Acacia estrophiolata, commonly known as ironwood, southern ironwood, desert ironwood or utjanypa, is a species of flowering plant in the family Fabaceae and is endemic to Central Australia. It is a graceful, glabrous tree with linear to very narrowly elliptic phyllodes, spherical heads of cream-coloured to pale yellow flowers, and firmly papery, flat pods.

==Description==
Acacia estrophiolata is a graceful, glabrous tree that typically grows to a height of 4–16 m and has pendulous branchlets when mature. Its phyllodes are linear to very narrowly elliptic, straight to slightly curved, 40–110 mm long and 2–5 mm wide, thinly leathery pale green and glabrous with 3 or 4 main veins and a gland 4–10 mm above the base of the phyllode. Its flowers are borne in one or two spherical heads in axils on a peduncle 5–12 mm long. The heads are 4–5 mm in diameter with 30 to 35 densely clustered, cream-coloured to pale yellow flowers.

==Taxonomy==
Acacia estrophiolata was first formally described in 1882 by Ferdinand von Mueller in his Southern Science Record from specimens collected near the Finke River by Hermann Kempe.

It is closely related to Acacia excelsa and more distantly related to Acacia dolichophylla.

==Distribution and habitat==
This species of wattle commonly grows on sandy alluvial flats as scattered trees, but also in tall open shrubland and open woodland. It is found in the Central Ranges, Finke, Great Victoria Desert and Stony Plains bioregions of South Australia, southern parts of the Northern Territory and the Central Ranges, Gascoyne, Great Sandy Desert and Tanami bioregions of Western Australia.

==Uses==
===Food===
Traditionally, Aboriginal Australians would use the gum from the tree as a sweet bushtucker treat. Its name in the Arrernte language of Central Australia is Ngkwarle athenge arlperle.

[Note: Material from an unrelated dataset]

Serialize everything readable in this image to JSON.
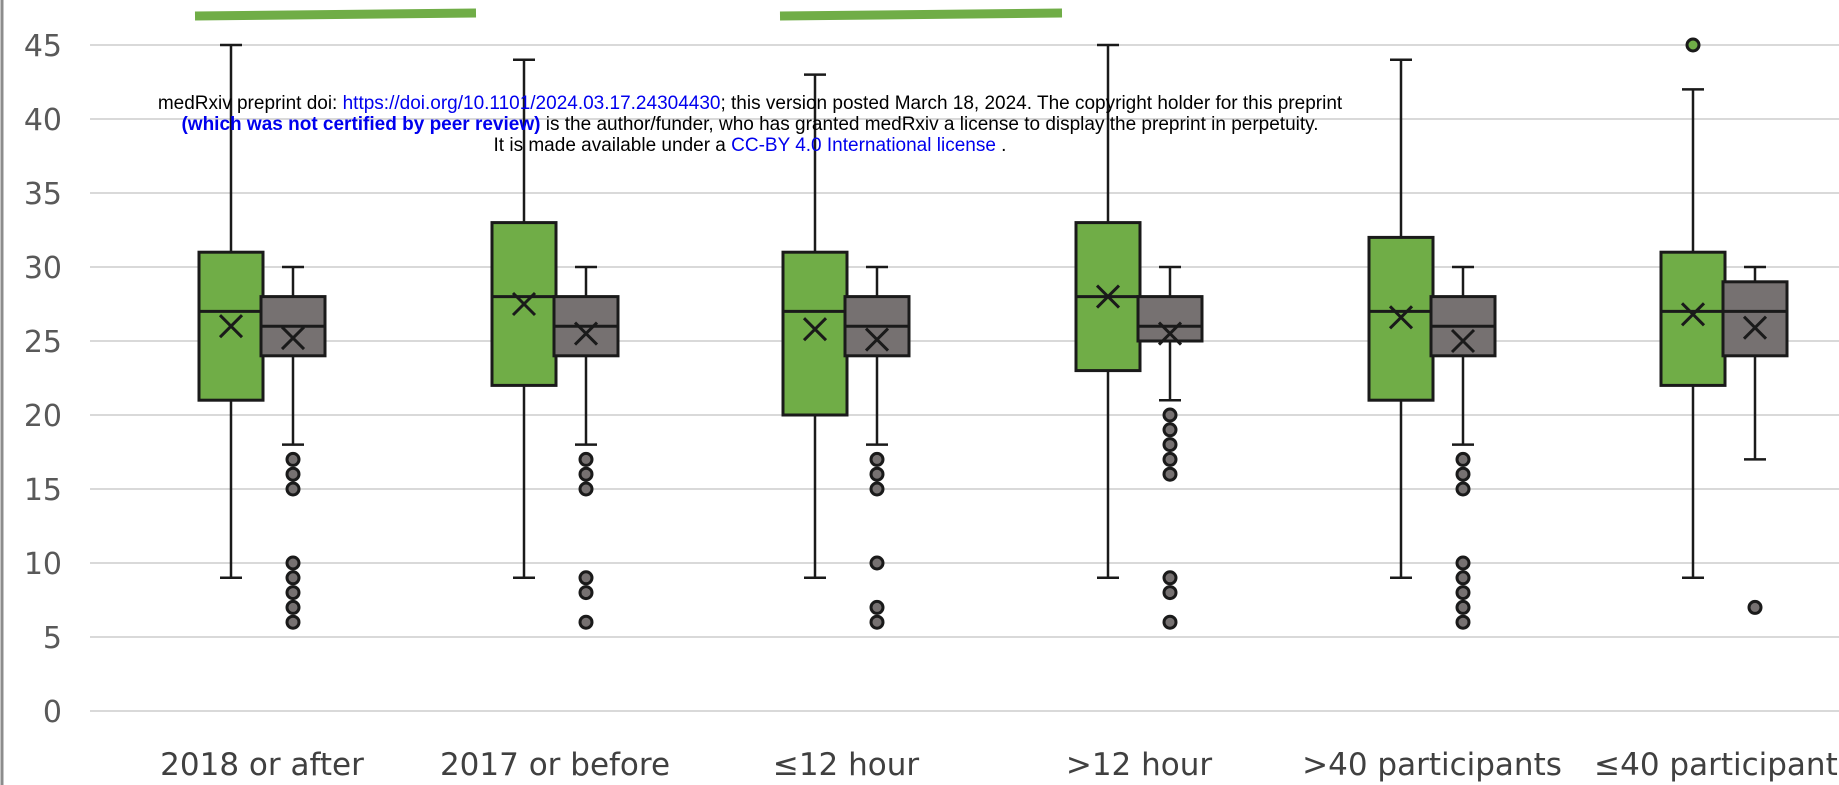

It is still sometimes eaten today. The gum is snapped off the branches, either clear or red. It is then ground and mixed with a little water, then left to set again to a chewable gum, and eaten with a small stick.

===Forage===
The tree makes good forage for livestock. The seeds are edible and are 28.9% protein.

===Traditional medicine===
Parts of the tree are used topically to treat skin problems such as burns, cuts, scabies, sores and it is also used for treating major wounds. It is used as a lotion to treat eye problems.

===Wood===
The wood is very hard and it is good for making posts for fences.